A few hours later, my mother-in-law came by and picked up Tage so that Olof and I could go to town for our ultrasound appointment (finally!). Again we were met by strangers–the midwife who did the ultrasound and an observing medical student–and again they were very nice. This ultrasound was the first “independent” confirmation of the pregnancy that I’ve had. I’m still enough of an American, I guess, that I’d like to have a professional tell me sometime before the pregnancy is almost half over that I am indeed pregnant. Yes, I trust my body, and yes, I know that pregnancy isn’t an illness, and blah, blah, blah, ad nauseum, but it was still great to see that little beating heart and little waving arms and legs on the screen. I don’t think I fully believed until I saw it that there was really a baby in there.

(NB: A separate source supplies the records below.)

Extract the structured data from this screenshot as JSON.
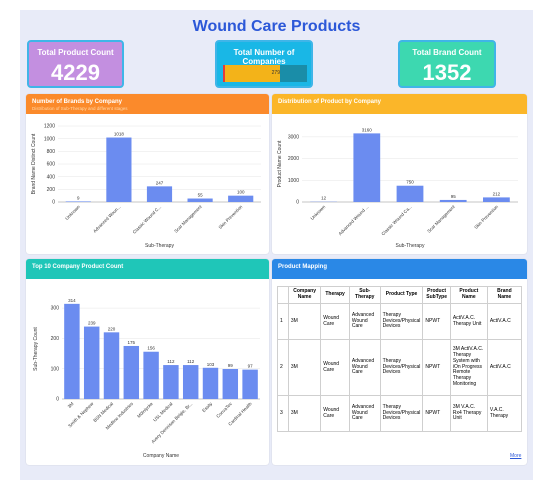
{
  "title": "Wound Care Products",
  "kpis": {
    "products": {
      "label": "Total Product Count",
      "value": "4229"
    },
    "companies": {
      "label": "Total Number of Companies",
      "value": "279",
      "fraction": 0.68
    },
    "brands": {
      "label": "Total Brand Count",
      "value": "1352"
    }
  },
  "colors": {
    "bar": "#6b8cf0",
    "orange": "#fb8a2b",
    "amber": "#fbb629",
    "teal": "#1fc6b8",
    "blue": "#2a88e6"
  },
  "brands_chart": {
    "title": "Number of Brands by Company",
    "subtitle": "Distribution of Sub-Therapy and different stages",
    "chart_data": {
      "type": "bar",
      "categories": [
        "Unknown",
        "Advanced Woun...",
        "Classic Wound C...",
        "Scar Management",
        "Skin Prevention"
      ],
      "values": [
        9,
        1018,
        247,
        55,
        100
      ],
      "ylim": [
        0,
        1200
      ],
      "yticks": [
        "0",
        "200",
        "400",
        "600",
        "800",
        "1000",
        "1200"
      ],
      "ylabel": "Brand Name Distinct Count",
      "xlabel": "Sub-Therapy"
    }
  },
  "products_chart": {
    "title": "Distribution of Product by Company",
    "chart_data": {
      "type": "bar",
      "categories": [
        "Unknown",
        "Advanced Wound ...",
        "Classic Wound Ca...",
        "Scar Management",
        "Skin Prevention"
      ],
      "values": [
        12,
        3160,
        750,
        95,
        212
      ],
      "ylim": [
        0,
        3500
      ],
      "yticks": [
        "0",
        "1000",
        "2000",
        "3000"
      ],
      "ytick_values": [
        0,
        1000,
        2000,
        3000
      ],
      "ylabel": "Product Name Count",
      "xlabel": "Sub-Therapy"
    }
  },
  "top10_chart": {
    "title": "Top 10 Company Product Count",
    "chart_data": {
      "type": "bar",
      "categories": [
        "3M",
        "Smith & Nephew",
        "BSN Medical",
        "Medline Industries",
        "Mölnlycke",
        "USL Medical",
        "Avery Dennison Belgie, Br...",
        "Essity",
        "ConvaTec",
        "Cardinal Health"
      ],
      "values": [
        314,
        239,
        220,
        175,
        156,
        112,
        112,
        103,
        99,
        97
      ],
      "ylim": [
        0,
        330
      ],
      "yticks": [
        "0",
        "100",
        "200",
        "300"
      ],
      "ytick_values": [
        0,
        100,
        200,
        300
      ],
      "ylabel": "Sub-Therapy Count",
      "xlabel": "Company Name"
    }
  },
  "mapping": {
    "title": "Product Mapping",
    "headers": [
      "",
      "Company Name",
      "Therapy",
      "Sub-Therapy",
      "Product Type",
      "Product SubType",
      "Product Name",
      "Brand Name"
    ],
    "rows": [
      [
        "1",
        "3M",
        "Wound Care",
        "Advanced Wound Care",
        "Therapy Devices/Physical Devices",
        "NPWT",
        "ActiV.A.C. Therapy Unit",
        "ActiV.A.C"
      ],
      [
        "2",
        "3M",
        "Wound Care",
        "Advanced Wound Care",
        "Therapy Devices/Physical Devices",
        "NPWT",
        "3M ActiV.A.C. Therapy System with iOn Progress Remote Therapy Monitoring",
        "ActiV.A.C"
      ],
      [
        "3",
        "3M",
        "Wound Care",
        "Advanced Wound Care",
        "Therapy Devices/Physical Devices",
        "NPWT",
        "3M V.A.C. Rx4 Therapy Unit",
        "V.A.C. Therapy"
      ]
    ],
    "more_label": "More"
  }
}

Everything looked good and measured right with the baby, and our expected due “date” of early to mid-July was confirmed. Olof really wants the baby to come in July (he planned it this way, seriously), but I wouldn’t mind one bit if he/she had a June birthday. Since I typically deliver early, it’s not entirely unlikely, and I know that by the time that last month of pregnancy rolls around, I’ll be more than happy to be done with it. After all, when we decided to try for number three, what I really wanted was a baby, not to be pregnant for nearly a year.
First of all, congrats on your pregnancy! 🙂 And I totally agree that it is hard to grasp the idea of your pregnancy being real until you see the ultrasound and can hear the heartbeat…until then it still seems like magic!